OG Cesar Ruiz, Michigan
Ruiz came close to Hennessy’s RAS and finished with an impressive 8.97 after posting some solid numbers on Friday: considering that he was weighed at 307 pounds, his 33-inch vertical jump and 113-inch broad jump were very good — as was his 7.91-second 3-cone drill. Given his experience at both center and guard in combination with the functional strength to win both on the move and when asked to block defenders one-on-one, Ruiz could very well come off the board as early as the second round.

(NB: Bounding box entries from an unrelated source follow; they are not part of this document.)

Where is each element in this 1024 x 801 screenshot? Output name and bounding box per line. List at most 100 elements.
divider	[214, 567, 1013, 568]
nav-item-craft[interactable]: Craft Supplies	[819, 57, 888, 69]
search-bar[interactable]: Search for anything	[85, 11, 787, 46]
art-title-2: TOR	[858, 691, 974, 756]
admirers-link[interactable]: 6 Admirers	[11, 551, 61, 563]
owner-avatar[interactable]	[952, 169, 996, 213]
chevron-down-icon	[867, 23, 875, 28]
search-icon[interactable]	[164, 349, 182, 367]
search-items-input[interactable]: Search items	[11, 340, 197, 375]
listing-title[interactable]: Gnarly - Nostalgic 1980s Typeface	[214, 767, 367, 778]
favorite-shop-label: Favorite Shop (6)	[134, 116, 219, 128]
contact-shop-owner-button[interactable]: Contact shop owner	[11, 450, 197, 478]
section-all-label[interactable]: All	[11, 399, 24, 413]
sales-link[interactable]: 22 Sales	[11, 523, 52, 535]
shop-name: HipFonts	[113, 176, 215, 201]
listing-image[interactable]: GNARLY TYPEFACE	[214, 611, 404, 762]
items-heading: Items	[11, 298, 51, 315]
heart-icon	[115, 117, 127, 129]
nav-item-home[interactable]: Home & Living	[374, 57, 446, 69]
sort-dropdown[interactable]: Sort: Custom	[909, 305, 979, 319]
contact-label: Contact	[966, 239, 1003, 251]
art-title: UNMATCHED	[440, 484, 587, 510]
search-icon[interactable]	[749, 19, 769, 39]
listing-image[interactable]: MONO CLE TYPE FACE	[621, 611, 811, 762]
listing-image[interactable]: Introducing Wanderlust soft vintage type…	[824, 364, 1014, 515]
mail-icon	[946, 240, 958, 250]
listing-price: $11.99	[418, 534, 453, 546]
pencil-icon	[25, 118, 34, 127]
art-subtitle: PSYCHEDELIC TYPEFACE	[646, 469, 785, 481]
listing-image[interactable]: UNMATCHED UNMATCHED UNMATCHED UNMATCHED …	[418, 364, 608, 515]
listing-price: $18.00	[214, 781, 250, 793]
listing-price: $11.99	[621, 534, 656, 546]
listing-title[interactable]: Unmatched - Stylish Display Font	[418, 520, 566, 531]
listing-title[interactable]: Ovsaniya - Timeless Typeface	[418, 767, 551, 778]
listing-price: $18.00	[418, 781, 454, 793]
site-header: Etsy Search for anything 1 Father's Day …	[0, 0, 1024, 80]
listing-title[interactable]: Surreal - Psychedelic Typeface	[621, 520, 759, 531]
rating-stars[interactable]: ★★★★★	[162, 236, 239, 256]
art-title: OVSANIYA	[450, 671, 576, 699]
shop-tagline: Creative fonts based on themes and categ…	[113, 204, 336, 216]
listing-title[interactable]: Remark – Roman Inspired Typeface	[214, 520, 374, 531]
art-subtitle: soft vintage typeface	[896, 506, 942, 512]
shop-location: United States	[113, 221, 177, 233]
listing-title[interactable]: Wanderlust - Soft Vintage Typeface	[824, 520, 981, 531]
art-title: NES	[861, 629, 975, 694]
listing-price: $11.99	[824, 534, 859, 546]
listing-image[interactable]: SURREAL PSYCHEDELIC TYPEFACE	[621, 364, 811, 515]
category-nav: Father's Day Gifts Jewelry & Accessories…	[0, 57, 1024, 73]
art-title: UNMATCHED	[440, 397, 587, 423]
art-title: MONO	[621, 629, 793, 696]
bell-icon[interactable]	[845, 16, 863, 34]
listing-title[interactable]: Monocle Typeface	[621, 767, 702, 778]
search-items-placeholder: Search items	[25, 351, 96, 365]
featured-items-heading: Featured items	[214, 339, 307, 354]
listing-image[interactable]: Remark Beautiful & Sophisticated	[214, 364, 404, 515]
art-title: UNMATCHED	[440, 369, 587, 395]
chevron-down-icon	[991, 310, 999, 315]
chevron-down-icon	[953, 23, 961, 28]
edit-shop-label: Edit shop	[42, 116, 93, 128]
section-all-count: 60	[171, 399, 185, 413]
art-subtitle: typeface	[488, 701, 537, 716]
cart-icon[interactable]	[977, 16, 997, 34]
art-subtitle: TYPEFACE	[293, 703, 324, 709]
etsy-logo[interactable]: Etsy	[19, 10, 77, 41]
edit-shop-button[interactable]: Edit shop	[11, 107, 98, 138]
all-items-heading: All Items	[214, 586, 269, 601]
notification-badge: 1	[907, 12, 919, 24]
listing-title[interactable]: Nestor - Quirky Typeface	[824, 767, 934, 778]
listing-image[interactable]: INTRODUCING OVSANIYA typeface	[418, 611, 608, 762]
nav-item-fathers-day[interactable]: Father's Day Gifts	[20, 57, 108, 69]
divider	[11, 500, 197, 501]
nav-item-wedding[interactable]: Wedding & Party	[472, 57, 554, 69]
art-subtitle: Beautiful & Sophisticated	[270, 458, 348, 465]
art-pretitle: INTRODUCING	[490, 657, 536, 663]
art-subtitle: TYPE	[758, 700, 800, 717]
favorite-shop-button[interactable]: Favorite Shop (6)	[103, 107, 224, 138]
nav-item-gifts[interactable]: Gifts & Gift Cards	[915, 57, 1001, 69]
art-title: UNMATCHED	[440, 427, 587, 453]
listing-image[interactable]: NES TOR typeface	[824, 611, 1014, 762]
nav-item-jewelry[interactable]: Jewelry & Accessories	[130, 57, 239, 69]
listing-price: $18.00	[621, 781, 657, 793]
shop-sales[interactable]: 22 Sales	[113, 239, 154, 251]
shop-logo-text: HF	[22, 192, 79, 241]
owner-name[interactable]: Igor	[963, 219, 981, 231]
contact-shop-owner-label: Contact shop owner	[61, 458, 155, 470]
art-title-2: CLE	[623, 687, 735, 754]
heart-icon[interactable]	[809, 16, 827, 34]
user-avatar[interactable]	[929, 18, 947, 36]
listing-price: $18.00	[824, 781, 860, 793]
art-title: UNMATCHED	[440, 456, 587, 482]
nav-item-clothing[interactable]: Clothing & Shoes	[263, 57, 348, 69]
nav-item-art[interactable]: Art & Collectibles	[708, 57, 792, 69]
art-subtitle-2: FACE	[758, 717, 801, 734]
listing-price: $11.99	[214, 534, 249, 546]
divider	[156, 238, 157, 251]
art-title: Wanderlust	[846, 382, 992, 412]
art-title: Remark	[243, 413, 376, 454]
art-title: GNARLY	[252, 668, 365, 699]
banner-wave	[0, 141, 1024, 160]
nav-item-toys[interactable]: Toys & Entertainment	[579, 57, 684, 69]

His strong combine workout certainly did him some favors in this regard.
OT Austin Jackson, USC
Jackson is a big man at 6-foot-5 and 322 pounds, but he still proved himself a nimble athlete on Friday with a strong 40-yard time (5.07 seconds) and particularly impressive starting speed as he reached the 10-yard split in just 1.73 seconds. Add a 31-inch vertical jump as well as a 115-inch broad jump and you get a player who might enter draft day as the number three offensive tackle behind Wirfs and Becton. This is especially true considering that Jackson also moved pretty well in the pass protection drills.
RB Zack Moss, Utah
It is a not a great on-field combine for players named Moss. One day after LSU tight end Thaddeus Moss had to cancel his workouts after a foot injury was discovered during the medical testing, Utah running back Zack Moss tried to run the 40-yard dash despite a hamstring injury. The results were unsurprising: Moss finished the race in just 4.65 seconds — only three running backs were slower than the potential day two pick.
OT Trey Adams, Washington
Adams brings tremendous size to the table at 6-foot-8, 318 pounds, but he comes with considerable risk. Not only did he suffer knee and back injuries in college, he also did not have a good combine: the 22-year-old ran the slowest 40-yard dash among all offensive lineman at just 5.6 seconds and also did not look good in the vertical (24 inches) and broad jumps (92 inches). Formerly considered a potential first-round pick, his injuries plus his mediocre testing — he has a RAS of only 1.54, third worst among all offensive linemen — have likely pushed Adams down the draft boards quite a bit.